Minifig Chess Set
WHEN I got back into playing with LEGO®, one of the first projects I wanted to tackle was a minifig chess set. I had yet to see anyone else make one, and the Castle sets' specialized pieces seemed to make it a natural.
Not being a Castle set collector, however, I considered creating a men vs. monsters or Pirates vs. Imperial Guards sort of set. Knights didn't have to ride horses necessarily. Islanders on alligators could act as knights for example, or wizards on dragons, or men in cars... The possibilities seemed endless. In the end I decided to stay traditional for my first attempt.

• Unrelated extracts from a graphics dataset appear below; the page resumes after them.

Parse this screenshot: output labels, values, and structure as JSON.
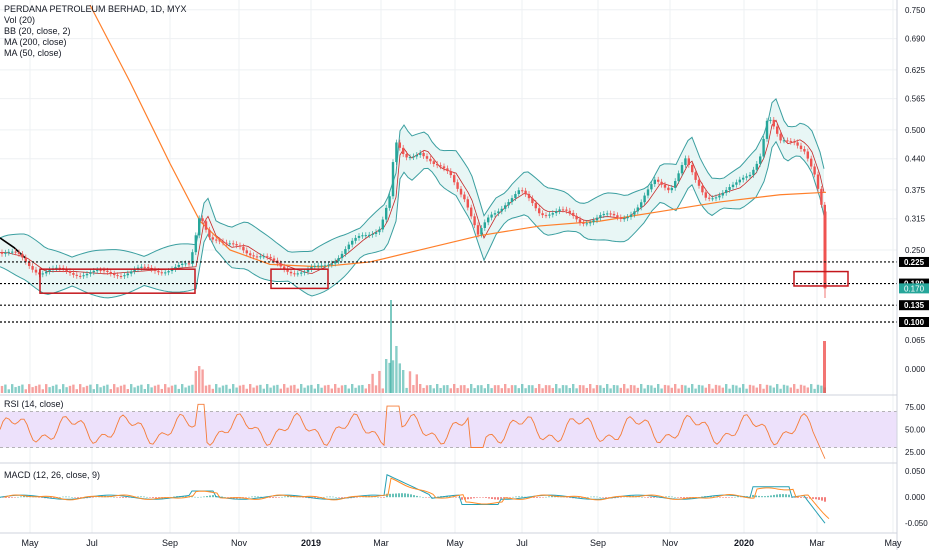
{
  "chart_data": {
    "type": "candlestick",
    "title": "PERDANA PETROLEUM BERHAD, 1D, MYX",
    "indicators": [
      "Vol (20)",
      "BB (20, close, 2)",
      "MA (200, close)",
      "MA (50, close)"
    ],
    "x_tick_labels": [
      "May",
      "Jul",
      "Sep",
      "Nov",
      "2019",
      "Mar",
      "May",
      "Jul",
      "Sep",
      "Nov",
      "2020",
      "Mar",
      "May"
    ],
    "price_axis_ticks": [
      "0.750",
      "0.690",
      "0.625",
      "0.565",
      "0.500",
      "0.440",
      "0.375",
      "0.315",
      "0.250",
      "0.065",
      "0.000"
    ],
    "price_ylim": [
      0.1,
      0.76
    ],
    "horizontal_levels": [
      {
        "value": 0.225,
        "label": "0.225"
      },
      {
        "value": 0.18,
        "label": "0.180"
      },
      {
        "value": 0.135,
        "label": "0.135"
      },
      {
        "value": 0.1,
        "label": "0.100"
      }
    ],
    "last_price": {
      "value": 0.17,
      "label": "0.170"
    },
    "price_path": [
      {
        "x": 0,
        "v": 0.245
      },
      {
        "x": 20,
        "v": 0.235
      },
      {
        "x": 40,
        "v": 0.205
      },
      {
        "x": 70,
        "v": 0.205
      },
      {
        "x": 100,
        "v": 0.2
      },
      {
        "x": 130,
        "v": 0.205
      },
      {
        "x": 160,
        "v": 0.21
      },
      {
        "x": 190,
        "v": 0.215
      },
      {
        "x": 200,
        "v": 0.33
      },
      {
        "x": 210,
        "v": 0.28
      },
      {
        "x": 225,
        "v": 0.255
      },
      {
        "x": 240,
        "v": 0.26
      },
      {
        "x": 255,
        "v": 0.24
      },
      {
        "x": 270,
        "v": 0.225
      },
      {
        "x": 290,
        "v": 0.21
      },
      {
        "x": 305,
        "v": 0.2
      },
      {
        "x": 320,
        "v": 0.215
      },
      {
        "x": 340,
        "v": 0.24
      },
      {
        "x": 360,
        "v": 0.275
      },
      {
        "x": 380,
        "v": 0.3
      },
      {
        "x": 390,
        "v": 0.36
      },
      {
        "x": 395,
        "v": 0.47
      },
      {
        "x": 405,
        "v": 0.44
      },
      {
        "x": 420,
        "v": 0.46
      },
      {
        "x": 435,
        "v": 0.42
      },
      {
        "x": 450,
        "v": 0.41
      },
      {
        "x": 465,
        "v": 0.36
      },
      {
        "x": 478,
        "v": 0.275
      },
      {
        "x": 490,
        "v": 0.32
      },
      {
        "x": 505,
        "v": 0.35
      },
      {
        "x": 520,
        "v": 0.37
      },
      {
        "x": 540,
        "v": 0.33
      },
      {
        "x": 560,
        "v": 0.33
      },
      {
        "x": 580,
        "v": 0.31
      },
      {
        "x": 600,
        "v": 0.32
      },
      {
        "x": 620,
        "v": 0.315
      },
      {
        "x": 640,
        "v": 0.345
      },
      {
        "x": 655,
        "v": 0.39
      },
      {
        "x": 670,
        "v": 0.38
      },
      {
        "x": 685,
        "v": 0.44
      },
      {
        "x": 695,
        "v": 0.39
      },
      {
        "x": 705,
        "v": 0.36
      },
      {
        "x": 720,
        "v": 0.37
      },
      {
        "x": 735,
        "v": 0.38
      },
      {
        "x": 750,
        "v": 0.41
      },
      {
        "x": 760,
        "v": 0.45
      },
      {
        "x": 768,
        "v": 0.53
      },
      {
        "x": 780,
        "v": 0.47
      },
      {
        "x": 795,
        "v": 0.48
      },
      {
        "x": 805,
        "v": 0.46
      },
      {
        "x": 815,
        "v": 0.4
      },
      {
        "x": 822,
        "v": 0.33
      },
      {
        "x": 826,
        "v": 0.17
      }
    ],
    "ma200_path": [
      {
        "x": 90,
        "v": 0.76
      },
      {
        "x": 130,
        "v": 0.6
      },
      {
        "x": 170,
        "v": 0.43
      },
      {
        "x": 200,
        "v": 0.31
      },
      {
        "x": 230,
        "v": 0.25
      },
      {
        "x": 270,
        "v": 0.22
      },
      {
        "x": 320,
        "v": 0.215
      },
      {
        "x": 370,
        "v": 0.225
      },
      {
        "x": 420,
        "v": 0.25
      },
      {
        "x": 480,
        "v": 0.28
      },
      {
        "x": 540,
        "v": 0.3
      },
      {
        "x": 600,
        "v": 0.31
      },
      {
        "x": 660,
        "v": 0.33
      },
      {
        "x": 720,
        "v": 0.35
      },
      {
        "x": 780,
        "v": 0.365
      },
      {
        "x": 826,
        "v": 0.37
      }
    ],
    "boxes": [
      {
        "x1": 40,
        "x2": 195,
        "v_top": 0.21,
        "v_bottom": 0.16
      },
      {
        "x1": 271,
        "x2": 328,
        "v_top": 0.21,
        "v_bottom": 0.17
      },
      {
        "x1": 794,
        "x2": 848,
        "v_top": 0.205,
        "v_bottom": 0.175
      }
    ],
    "volume_axis_ticks": [
      "0.065",
      "0.000"
    ],
    "rsi": {
      "label": "RSI (14, close)",
      "ticks": [
        "75.00",
        "50.00",
        "25.00"
      ],
      "upper": 70,
      "lower": 30,
      "ylim": [
        15,
        85
      ]
    },
    "macd": {
      "label": "MACD (12, 26, close, 9)",
      "ticks": [
        "0.050",
        "0.000",
        "-0.050"
      ],
      "ylim": [
        -0.065,
        0.06
      ]
    },
    "colors": {
      "up": "#26a69a",
      "down": "#ef5350",
      "ma200": "#ff7f2a",
      "ma50": "#000000",
      "bb_fill": "#e8f6f5",
      "bb_line": "#3b9fa0",
      "rsi_line": "#f57c38",
      "rsi_band": "#ede1fb",
      "macd_line": "#26a0b4",
      "signal_line": "#ff8c28",
      "box": "#c4161c"
    }
  }
}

I had a lot of shopping to do. I tried to find sets on sale, always keeping an eye out for the specific pieces I needed. I think I bought eight polybag sets for $1.50 each for the black pawns. But by the end it was a fairly expensive project.

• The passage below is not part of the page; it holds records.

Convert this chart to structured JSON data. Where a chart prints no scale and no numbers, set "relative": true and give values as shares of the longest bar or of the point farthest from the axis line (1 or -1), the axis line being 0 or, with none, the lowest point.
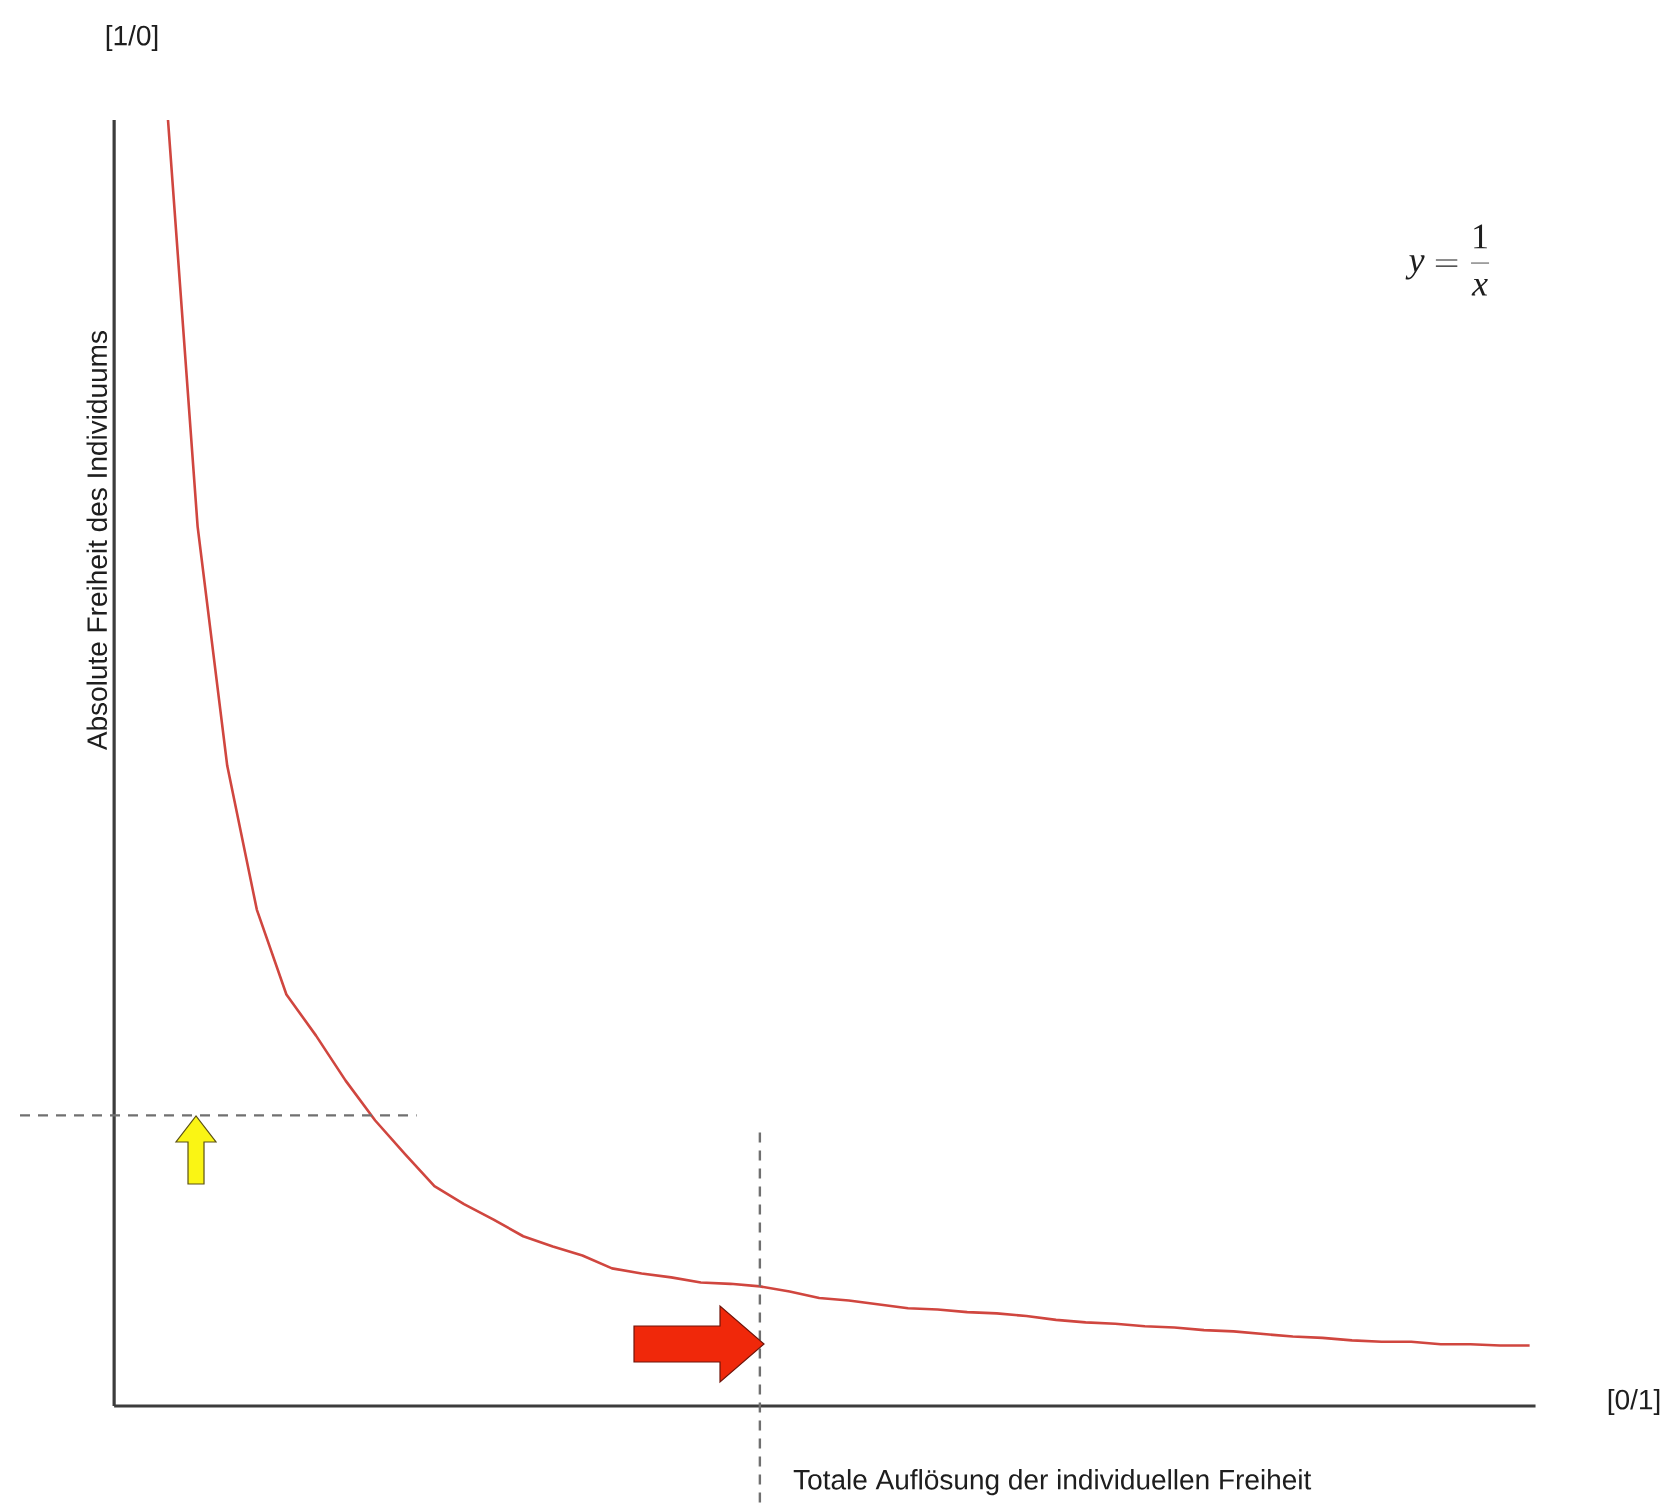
{
  "chart_data": {
    "type": "line",
    "relative": true,
    "xlabel": "Totale Auflösung der individuellen Freiheit",
    "ylabel": "Absolute Freiheit des Individuums",
    "categories": [
      null,
      null,
      null,
      null,
      null,
      null,
      null,
      null,
      null,
      null,
      null,
      null,
      null,
      null,
      null,
      null,
      null,
      null,
      null,
      null,
      null,
      null,
      null,
      null,
      null,
      null,
      null,
      null,
      null,
      null,
      null,
      null,
      null,
      null,
      null,
      null,
      null,
      null,
      null,
      null,
      null,
      null,
      null,
      null,
      null,
      null,
      null
    ],
    "series": [
      {
        "color": "#d0463f",
        "values": [
          1,
          0.684,
          0.498,
          0.386,
          0.32,
          0.288,
          0.253,
          0.222,
          0.196,
          0.171,
          0.157,
          0.145,
          0.132,
          0.124,
          0.117,
          0.107,
          0.103,
          0.1,
          0.096,
          0.095,
          0.093,
          0.089,
          0.084,
          0.082,
          0.079,
          0.076,
          0.075,
          0.073,
          0.072,
          0.07,
          0.067,
          0.065,
          0.064,
          0.062,
          0.061,
          0.059,
          0.058,
          0.056,
          0.054,
          0.053,
          0.051,
          0.05,
          0.05,
          0.048,
          0.048,
          0.047,
          0.047
        ]
      }
    ],
    "ref_lines": [
      {
        "axis": "y",
        "value": 0.226,
        "color": "#707070",
        "line_style": "dashed"
      }
    ],
    "annotations": [
      "[1/0]",
      "[0/1]",
      "y = \\frac{1}{x}"
    ],
    "marker": "none",
    "line_style": "solid"
  }
}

I started out thinking I would have a board made up of 4x4 flat plates, black and white. I soon found out that there was no way I would be able to afford all those plates. So I went for a "raised" effect instead, using full height bricks. The decision to go blue and red rather than black and white came as I realized that the figures themselves would be predominantly black and white and I wanted them to "pop" off the board. I made the final squares 6x6 so that I'd be able to use LEGO horses for the knights. I added a yellow border for color balance and... bingo! It just fit on a large grey baseplate.
One side of figures uses a white and red color scheme, and the other uses mostly black and blue. The white side appears to have a larger budget for outfitting their crew, many of which happen to have red hair. The black side looks a bit scruffier with their stubble, black hair, and unsaddled horses. Bishops were a problem at first. I couldn't think of a good way to create a religious figure, so I instead opted for magical wizards and undead skeletons.
Close examination reveals details such as treasure chests in the black castles, a white queen who seems friendly enough but hides a knife behind her back, and pieces who differ for right and left positions.